Title:Generating primordial fluctuations from modified teleparallel gravity with local Lorentz-symmetry breaking

Abstract:In the context of modified teleparallel gravity, we study the generation of primordial density fluctuations in a general scalar-torsion theory whose Lagrangian density is an arbitrary function $f(T,\phi)$ of the torsion scalar $T$ and a scalar field $\phi$, plus the kinetic term of this latter. It is well known that generic modifications of teleparallel gravity are not invariant under six-parameter local Lorentz transformations. In order to restore the local Lorentz symmetry, we have incorporated the six additional degrees of freedom in the form of Goldstone modes of the symmetry breaking through a Lorentz rotation of the tetrad field.

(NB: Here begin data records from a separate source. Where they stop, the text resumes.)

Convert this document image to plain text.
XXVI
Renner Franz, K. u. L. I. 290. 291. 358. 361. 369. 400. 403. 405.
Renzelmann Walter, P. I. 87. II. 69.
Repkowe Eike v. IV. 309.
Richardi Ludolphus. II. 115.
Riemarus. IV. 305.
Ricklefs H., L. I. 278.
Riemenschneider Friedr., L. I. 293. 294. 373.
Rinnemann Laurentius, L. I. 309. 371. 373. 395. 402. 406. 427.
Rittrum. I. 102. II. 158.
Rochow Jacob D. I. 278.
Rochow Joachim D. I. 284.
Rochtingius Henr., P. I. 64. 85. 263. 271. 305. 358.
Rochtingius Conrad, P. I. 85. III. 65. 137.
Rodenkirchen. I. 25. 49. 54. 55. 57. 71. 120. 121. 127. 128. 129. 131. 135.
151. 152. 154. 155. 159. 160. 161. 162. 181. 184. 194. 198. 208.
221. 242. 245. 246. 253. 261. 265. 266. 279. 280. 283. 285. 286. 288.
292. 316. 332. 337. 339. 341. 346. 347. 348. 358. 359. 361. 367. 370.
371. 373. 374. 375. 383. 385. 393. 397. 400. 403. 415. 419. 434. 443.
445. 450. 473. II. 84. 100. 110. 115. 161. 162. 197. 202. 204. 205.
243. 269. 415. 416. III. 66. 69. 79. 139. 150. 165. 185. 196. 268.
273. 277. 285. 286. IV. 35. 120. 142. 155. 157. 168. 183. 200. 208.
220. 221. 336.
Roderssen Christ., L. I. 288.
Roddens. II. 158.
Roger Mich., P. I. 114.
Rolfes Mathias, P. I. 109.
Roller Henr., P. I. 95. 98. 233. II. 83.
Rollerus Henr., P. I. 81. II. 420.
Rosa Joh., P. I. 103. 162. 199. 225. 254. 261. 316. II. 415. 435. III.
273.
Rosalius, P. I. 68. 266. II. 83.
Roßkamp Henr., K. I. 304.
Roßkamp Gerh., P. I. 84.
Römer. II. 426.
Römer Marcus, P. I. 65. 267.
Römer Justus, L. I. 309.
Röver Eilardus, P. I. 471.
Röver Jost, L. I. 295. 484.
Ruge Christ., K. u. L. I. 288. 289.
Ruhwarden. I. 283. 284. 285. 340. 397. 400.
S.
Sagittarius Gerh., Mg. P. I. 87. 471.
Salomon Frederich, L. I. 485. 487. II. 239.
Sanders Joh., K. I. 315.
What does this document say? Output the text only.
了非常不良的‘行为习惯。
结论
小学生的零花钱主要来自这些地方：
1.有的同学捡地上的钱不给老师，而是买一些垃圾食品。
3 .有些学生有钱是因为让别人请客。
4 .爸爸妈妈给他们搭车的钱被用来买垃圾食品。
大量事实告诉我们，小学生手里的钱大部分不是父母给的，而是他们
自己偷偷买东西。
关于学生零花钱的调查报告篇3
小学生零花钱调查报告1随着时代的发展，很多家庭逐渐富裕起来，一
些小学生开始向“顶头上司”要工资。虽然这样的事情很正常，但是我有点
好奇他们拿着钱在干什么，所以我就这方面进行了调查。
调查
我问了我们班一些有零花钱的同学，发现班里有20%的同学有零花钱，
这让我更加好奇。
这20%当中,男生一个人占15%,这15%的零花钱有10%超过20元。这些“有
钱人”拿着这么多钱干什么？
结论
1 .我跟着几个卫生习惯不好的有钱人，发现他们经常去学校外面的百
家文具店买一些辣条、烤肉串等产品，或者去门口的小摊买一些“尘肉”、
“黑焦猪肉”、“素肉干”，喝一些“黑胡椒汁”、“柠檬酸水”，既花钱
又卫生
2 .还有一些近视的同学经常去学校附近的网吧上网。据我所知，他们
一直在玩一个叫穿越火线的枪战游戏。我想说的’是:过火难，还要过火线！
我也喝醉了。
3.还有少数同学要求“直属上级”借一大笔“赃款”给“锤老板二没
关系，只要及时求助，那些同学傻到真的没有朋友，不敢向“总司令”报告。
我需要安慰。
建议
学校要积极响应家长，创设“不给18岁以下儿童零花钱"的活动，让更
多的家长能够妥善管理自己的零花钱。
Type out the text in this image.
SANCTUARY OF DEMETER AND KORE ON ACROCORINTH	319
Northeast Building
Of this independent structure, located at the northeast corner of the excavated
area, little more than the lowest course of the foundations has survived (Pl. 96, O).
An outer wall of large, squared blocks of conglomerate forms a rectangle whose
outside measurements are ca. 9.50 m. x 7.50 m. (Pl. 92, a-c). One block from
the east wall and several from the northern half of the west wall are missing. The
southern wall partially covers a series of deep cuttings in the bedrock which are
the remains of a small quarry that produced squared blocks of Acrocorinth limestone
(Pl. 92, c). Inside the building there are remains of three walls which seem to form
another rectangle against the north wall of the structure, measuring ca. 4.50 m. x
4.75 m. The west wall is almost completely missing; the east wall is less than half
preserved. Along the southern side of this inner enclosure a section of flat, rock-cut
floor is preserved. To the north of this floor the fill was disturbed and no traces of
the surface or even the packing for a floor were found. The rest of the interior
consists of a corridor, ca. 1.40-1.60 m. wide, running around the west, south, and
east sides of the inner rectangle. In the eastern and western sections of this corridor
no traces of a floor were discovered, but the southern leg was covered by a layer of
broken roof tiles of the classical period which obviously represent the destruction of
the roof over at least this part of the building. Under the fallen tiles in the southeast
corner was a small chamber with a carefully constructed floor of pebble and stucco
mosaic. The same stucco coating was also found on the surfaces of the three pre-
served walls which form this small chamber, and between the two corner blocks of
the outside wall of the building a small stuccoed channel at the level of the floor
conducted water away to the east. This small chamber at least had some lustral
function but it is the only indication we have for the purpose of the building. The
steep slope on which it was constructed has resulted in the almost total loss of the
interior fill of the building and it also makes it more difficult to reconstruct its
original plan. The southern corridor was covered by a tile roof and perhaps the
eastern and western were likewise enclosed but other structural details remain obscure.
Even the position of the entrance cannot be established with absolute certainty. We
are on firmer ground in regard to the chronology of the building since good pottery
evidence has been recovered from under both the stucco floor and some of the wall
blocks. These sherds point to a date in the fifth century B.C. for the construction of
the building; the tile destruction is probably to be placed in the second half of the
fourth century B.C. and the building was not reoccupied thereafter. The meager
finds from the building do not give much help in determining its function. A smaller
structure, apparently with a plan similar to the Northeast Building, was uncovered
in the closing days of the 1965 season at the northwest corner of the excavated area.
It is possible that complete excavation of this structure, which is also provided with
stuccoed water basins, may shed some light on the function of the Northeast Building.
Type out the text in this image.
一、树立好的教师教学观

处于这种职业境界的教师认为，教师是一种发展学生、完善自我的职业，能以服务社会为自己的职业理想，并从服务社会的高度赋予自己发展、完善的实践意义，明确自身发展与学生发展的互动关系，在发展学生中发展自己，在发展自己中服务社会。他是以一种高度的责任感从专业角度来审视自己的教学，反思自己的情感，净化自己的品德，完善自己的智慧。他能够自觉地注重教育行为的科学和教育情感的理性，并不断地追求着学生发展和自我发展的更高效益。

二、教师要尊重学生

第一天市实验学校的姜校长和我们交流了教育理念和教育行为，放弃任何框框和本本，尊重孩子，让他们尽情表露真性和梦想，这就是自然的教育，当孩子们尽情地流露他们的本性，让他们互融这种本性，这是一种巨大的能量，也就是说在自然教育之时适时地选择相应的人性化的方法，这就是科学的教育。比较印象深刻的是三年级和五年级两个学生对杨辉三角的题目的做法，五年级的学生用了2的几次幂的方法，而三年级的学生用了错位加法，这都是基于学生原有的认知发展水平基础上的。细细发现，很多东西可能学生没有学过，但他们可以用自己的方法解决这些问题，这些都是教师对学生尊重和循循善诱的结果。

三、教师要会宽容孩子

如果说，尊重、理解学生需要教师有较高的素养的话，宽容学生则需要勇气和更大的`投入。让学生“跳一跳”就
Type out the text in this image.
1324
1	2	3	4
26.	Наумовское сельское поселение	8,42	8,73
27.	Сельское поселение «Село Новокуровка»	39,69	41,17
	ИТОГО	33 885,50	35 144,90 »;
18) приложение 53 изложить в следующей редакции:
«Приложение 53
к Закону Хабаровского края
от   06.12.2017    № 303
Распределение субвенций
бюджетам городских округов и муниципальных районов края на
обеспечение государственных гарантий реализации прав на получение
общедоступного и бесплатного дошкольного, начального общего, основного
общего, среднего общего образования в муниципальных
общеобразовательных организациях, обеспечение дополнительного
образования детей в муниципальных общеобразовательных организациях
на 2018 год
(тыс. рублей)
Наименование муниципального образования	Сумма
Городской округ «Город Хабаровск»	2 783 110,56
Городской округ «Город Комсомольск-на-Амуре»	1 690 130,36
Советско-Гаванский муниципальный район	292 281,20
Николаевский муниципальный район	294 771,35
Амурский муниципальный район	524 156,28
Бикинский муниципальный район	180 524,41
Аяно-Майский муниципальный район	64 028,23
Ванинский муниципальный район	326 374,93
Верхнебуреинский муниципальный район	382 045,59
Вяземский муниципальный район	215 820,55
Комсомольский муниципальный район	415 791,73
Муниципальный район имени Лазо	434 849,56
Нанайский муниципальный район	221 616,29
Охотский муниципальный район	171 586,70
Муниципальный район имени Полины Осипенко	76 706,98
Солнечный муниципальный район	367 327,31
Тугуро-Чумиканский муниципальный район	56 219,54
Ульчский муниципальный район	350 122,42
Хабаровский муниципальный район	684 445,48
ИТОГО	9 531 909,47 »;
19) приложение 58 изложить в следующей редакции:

After integrating out all the auxiliary modes, we obtain a second order action for the scalar and tensor propagating modes and their power spectrum generated during inflation. It is found that an explicit mass term emerges in the second order action for curvature perturbation, describing the effects of local Lorentz violation at first-order of slow-roll. In a possible scenario of slow-roll inflation, we show that for nonminimal coupling functions $f(T,\phi)$ which are non-linear in $T$, including the particular case of $f(T)$ gravity with minimally coupled scalar field, there is a successful generation of primordial fluctuations with sub-horizon perturbation modes freely propagating and matching the Bunch-Davies vacuum which can survive by time of horizon crossing. At super-horizon scales the curvature perturbation modes freeze up to a slight logarithmic time-dependence proportional to slow-roll parameters, and tachyonic instability is avoided.